Hegel went mad after learning the number "3" and didn't produce any significant since then.

So, British philosophers are much dangerous (every line has poison). Let's not forget that Marx was a british philosopher. French philosophers (till the XX century) are extremely useful and (since the XX century) are extremely dangerous. American philosophers don't exist. Greek philosophers is the wine of life. German philosophers are funny.
#15150415
Ganeshas Rat wrote:
German philosophers are not dangerous, they're plain stupid.
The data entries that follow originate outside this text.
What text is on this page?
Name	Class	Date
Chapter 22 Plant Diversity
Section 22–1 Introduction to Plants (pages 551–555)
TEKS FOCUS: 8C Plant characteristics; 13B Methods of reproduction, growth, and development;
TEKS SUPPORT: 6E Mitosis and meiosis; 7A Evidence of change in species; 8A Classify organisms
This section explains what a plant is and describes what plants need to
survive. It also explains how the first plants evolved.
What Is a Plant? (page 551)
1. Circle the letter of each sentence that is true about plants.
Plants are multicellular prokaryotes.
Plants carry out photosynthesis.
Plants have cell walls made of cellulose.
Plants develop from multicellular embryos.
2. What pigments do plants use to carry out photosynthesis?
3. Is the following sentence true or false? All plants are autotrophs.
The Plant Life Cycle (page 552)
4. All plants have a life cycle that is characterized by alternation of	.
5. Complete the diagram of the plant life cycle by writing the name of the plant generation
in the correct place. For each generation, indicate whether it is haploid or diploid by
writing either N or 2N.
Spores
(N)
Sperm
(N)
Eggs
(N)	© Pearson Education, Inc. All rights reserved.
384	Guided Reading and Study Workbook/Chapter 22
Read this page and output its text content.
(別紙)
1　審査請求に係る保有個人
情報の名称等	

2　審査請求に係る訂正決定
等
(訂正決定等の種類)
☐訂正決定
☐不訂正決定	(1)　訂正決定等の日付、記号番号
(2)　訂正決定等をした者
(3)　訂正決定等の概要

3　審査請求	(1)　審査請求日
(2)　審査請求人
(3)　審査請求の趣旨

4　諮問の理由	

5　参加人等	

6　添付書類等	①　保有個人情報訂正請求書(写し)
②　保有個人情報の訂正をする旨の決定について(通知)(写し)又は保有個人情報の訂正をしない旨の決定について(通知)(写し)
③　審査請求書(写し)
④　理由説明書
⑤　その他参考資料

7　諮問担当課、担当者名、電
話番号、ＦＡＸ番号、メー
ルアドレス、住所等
Kant was spending his time building theories like 'Martians are smarter than Earthers, Jupiterians are smarter than Martians, Saturnians are smarter than Jupiterians and so on'. The whole work of Nietzsche can be automatized with a simple script. Nietzsche is a tight string over the endless abyss. And only time will show if he turns into an inner beast or an outer man. Nietzsche is a crystal that grows when nobody sees it, and only the night surrounds this landscape of madness. Nietzsche came when the sun of humankind was yet on the rise: only much later the enigma of monks will open its gates.

Hegel went mad after learning the number "3" and didn't produce any significant since then.

So, British philosophers are much dangerous (every line has poison). Let's not forget that Marx was a british philosopher. French philosophers (till the XX century) are extremely useful and (since the XX century) are extremely dangerous. American philosophers don't exist. Greek philosophers is the wine of life. German philosophers are funny.



Translation:

I don't understand philosophy at all.

Btw, one of the schools of philosophy I have the fewest problems with is Contemporary American Pragmatism. Pragmatism is an American school that has been around since the 1800s.

The one funny moment in the history of philosophy was when the Logical Positivists proved what their whole school was about could never happen. They blew themselves up.
#15150430
Rugoz wrote:Good is the valuation the nobles (aka the powerful) give themselves. Trump is powerful (relatively speaking) and a man of action (not a thinker/priest). Hence he fits the Nietzschean description of the warrior/ruling/noble class quite well. He uses slave morality to gain power, but that's not a contradiction.


No, the noble is inherently good. To be good in order to become noble won't work. In other words, the good needs to be selfless, like the wise man in Confucianism or Daoism. The truly wise doesn't know he is wise.

Trump is the exact opposite. He's a narcissist who envies the powerful (ie. establishment). Trump corresponds to the "great enemy" according to Nietzsche, which is the priest class gone wrong. Trump doesn't represent the warrior class. He's the "impotent" clown of TV shows and twitter who develops a "monstrous hatred" because he is prevented from doing what he wants by the establishment even in his position as president. He is impotent because, aside from his cult followers, nobody believes his lies about having been cheated out of the election, etc.